Ethan Cecava's grandfather was a frequent visitor to local cemeteries.

Don Hoppes of Roca, Neb., who died in October, liked the history there.

Ethan learned from his grandfather that graves were often hard to find because there was no master list. Then, Ethan read news reports about the Lincoln Regional Center Cemetery, where the markers have a number but typically no name or date.

Ethan, 15, decided to make the cemetery his Eagle Scout project.

With funding from the Lincoln Regional Center, Ethan put up markers to indicate the rows of graves and also uncovered some of the markers that sunk into the earth over time. He built a permanent kiosk containing the names of more than 450 people buried at the cemetery.

He placed the kiosk Saturday, marking the last day of his project.

The project has cost about $350 so far, his mom, Mary Cecava, said.

“Ethan thought it was a great way to put meaning behind community awareness,” she said. “These people have been forgotten and left with a number. They should be respected.”

Those buried in the 1880s and at the start of the 20th century died at what was then called the Nebraska Hospital for the Insane.

By the 1950s, when burials ended, it had been renamed the Lincoln State Hospital.
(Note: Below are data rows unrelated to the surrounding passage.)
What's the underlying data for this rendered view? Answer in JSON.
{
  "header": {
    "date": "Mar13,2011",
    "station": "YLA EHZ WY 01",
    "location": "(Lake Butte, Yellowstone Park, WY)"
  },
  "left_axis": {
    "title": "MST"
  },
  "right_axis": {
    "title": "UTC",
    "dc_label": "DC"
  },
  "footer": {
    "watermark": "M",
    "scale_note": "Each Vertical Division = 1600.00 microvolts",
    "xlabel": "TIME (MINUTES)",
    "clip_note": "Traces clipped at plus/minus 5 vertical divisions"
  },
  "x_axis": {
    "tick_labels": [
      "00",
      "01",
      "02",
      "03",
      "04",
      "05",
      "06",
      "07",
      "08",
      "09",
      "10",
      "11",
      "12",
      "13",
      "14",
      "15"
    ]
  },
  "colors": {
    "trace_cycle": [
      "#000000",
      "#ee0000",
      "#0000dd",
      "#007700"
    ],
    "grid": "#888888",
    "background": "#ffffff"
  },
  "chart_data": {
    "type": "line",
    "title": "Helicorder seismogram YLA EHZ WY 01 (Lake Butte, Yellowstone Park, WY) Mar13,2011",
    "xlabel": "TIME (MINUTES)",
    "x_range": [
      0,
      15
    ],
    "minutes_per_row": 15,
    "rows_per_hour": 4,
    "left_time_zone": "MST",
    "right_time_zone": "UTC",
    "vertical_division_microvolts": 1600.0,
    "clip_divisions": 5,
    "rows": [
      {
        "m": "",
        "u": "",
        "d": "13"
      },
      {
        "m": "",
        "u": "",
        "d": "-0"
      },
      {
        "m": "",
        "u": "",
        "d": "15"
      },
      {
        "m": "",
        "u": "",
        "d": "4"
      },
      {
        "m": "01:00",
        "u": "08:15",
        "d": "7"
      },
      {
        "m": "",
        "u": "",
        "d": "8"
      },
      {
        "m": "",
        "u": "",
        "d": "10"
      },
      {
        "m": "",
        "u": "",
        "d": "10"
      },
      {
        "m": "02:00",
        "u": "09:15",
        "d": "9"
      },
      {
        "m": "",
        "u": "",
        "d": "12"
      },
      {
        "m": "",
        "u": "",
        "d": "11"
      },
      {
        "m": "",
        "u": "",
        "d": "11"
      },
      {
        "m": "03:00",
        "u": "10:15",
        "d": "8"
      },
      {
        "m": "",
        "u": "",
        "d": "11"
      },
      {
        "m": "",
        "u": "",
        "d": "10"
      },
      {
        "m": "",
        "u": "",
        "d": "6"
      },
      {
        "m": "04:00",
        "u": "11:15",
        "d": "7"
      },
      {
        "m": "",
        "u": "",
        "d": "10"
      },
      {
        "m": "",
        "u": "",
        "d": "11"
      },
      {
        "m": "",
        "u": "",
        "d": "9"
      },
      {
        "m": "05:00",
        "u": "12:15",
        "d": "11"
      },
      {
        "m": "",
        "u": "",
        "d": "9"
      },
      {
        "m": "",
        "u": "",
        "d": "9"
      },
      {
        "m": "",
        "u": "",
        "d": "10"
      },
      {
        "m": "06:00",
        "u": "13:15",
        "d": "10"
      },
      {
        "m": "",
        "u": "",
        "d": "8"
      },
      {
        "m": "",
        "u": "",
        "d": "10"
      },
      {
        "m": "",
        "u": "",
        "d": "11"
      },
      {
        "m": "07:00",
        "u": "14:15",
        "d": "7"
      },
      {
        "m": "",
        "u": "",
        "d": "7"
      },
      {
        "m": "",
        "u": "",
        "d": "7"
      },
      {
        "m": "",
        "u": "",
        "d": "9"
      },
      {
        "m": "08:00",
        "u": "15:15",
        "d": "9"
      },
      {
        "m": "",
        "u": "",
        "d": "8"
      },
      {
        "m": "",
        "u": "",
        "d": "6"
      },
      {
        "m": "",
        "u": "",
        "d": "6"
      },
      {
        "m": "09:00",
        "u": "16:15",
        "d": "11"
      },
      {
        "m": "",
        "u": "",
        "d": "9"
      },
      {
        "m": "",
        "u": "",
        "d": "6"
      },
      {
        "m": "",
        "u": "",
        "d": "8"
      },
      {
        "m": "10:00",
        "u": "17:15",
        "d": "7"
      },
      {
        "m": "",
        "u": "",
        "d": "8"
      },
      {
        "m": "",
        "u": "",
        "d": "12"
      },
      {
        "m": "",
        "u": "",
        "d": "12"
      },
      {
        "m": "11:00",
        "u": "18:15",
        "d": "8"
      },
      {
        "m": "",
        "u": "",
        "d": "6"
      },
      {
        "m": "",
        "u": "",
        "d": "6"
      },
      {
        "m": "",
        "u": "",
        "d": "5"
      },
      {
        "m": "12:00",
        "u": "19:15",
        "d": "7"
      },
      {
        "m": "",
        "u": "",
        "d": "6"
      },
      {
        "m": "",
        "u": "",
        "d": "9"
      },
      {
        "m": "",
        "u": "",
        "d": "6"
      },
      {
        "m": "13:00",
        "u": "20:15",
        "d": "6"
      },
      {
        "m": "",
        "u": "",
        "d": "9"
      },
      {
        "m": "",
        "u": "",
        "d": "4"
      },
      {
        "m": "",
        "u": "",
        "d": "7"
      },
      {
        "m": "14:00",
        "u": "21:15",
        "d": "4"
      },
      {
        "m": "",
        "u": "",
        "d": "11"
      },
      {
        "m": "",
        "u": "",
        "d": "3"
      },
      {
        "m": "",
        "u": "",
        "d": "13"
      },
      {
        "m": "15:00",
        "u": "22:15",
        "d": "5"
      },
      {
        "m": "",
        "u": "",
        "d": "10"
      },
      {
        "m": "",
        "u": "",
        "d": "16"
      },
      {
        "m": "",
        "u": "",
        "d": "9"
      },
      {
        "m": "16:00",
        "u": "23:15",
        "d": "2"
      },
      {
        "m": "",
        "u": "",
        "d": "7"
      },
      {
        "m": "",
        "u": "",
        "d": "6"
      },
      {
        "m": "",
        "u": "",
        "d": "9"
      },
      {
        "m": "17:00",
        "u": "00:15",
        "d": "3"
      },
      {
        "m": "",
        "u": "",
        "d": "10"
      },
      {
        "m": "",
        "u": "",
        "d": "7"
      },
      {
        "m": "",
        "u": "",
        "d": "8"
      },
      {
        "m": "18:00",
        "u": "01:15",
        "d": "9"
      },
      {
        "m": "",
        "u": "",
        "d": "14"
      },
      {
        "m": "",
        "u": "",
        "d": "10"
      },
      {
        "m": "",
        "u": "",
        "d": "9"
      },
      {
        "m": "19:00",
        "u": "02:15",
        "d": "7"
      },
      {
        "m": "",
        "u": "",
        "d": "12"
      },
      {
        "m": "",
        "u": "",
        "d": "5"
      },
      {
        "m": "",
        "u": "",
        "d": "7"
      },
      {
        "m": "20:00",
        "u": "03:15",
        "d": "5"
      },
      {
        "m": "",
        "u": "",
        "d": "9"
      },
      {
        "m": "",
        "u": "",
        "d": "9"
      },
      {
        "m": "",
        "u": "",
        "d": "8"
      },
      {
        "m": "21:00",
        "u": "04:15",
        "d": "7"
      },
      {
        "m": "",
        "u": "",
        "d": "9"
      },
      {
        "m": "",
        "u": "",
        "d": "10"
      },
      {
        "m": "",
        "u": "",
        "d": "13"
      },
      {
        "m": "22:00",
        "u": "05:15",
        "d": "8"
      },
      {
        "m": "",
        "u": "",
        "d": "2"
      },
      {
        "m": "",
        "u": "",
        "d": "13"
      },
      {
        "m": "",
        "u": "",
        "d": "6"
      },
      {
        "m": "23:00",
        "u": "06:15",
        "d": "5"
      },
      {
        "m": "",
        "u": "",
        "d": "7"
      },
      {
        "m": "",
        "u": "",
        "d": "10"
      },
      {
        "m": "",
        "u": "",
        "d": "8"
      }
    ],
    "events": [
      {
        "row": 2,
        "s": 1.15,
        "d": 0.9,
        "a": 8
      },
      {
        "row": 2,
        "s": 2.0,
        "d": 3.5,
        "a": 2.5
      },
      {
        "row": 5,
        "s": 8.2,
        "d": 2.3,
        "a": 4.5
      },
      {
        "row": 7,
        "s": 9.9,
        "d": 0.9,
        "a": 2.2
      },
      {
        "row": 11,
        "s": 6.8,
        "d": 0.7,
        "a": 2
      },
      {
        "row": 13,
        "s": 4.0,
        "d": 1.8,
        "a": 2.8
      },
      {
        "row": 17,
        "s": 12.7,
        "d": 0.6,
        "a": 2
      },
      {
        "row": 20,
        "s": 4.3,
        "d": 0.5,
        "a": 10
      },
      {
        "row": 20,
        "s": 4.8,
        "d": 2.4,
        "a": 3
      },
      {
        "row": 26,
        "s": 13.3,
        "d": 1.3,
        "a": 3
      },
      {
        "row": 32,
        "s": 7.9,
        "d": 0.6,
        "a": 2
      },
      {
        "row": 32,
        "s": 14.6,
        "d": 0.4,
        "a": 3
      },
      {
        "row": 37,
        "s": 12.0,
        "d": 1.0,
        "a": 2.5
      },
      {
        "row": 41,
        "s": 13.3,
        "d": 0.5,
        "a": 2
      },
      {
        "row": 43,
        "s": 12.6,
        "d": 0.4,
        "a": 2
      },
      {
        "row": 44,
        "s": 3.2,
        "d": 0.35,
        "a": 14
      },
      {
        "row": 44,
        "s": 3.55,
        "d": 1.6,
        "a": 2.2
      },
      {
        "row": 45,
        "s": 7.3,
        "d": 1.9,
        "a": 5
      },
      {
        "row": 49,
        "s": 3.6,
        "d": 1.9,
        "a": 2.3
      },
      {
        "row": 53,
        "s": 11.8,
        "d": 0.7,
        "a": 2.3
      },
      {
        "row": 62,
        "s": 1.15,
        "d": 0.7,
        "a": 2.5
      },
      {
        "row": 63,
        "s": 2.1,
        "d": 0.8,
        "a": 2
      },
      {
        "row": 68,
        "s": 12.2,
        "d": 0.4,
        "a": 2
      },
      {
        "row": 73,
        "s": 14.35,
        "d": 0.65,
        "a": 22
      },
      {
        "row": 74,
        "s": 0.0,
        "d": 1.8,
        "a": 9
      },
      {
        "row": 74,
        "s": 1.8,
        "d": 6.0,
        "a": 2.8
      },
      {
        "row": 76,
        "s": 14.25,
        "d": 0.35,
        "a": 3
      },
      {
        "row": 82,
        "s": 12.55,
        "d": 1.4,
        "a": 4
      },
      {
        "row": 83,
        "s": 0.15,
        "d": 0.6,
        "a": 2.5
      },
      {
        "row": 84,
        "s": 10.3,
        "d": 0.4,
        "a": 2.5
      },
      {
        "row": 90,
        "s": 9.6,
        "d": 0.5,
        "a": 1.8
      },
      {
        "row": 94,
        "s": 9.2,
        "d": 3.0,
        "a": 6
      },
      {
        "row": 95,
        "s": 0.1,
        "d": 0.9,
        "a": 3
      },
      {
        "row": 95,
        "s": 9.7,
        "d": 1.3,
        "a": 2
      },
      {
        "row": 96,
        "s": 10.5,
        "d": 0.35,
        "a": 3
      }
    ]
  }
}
Only a handful of the graves have headstones and names.

It wasn't until a 2009 Nebraska Supreme Court decision that state officials made public the names of people buried in the cemeteries.

Mary Cecava said that, during that period, there was a stigma associated with receiving treatment at the Regional Center. More recently, though, there's been a push to acknowledge those buried in the cemetery.

Ethan was happy to do just that, she said.

“He's just really excited to finish and share his project.”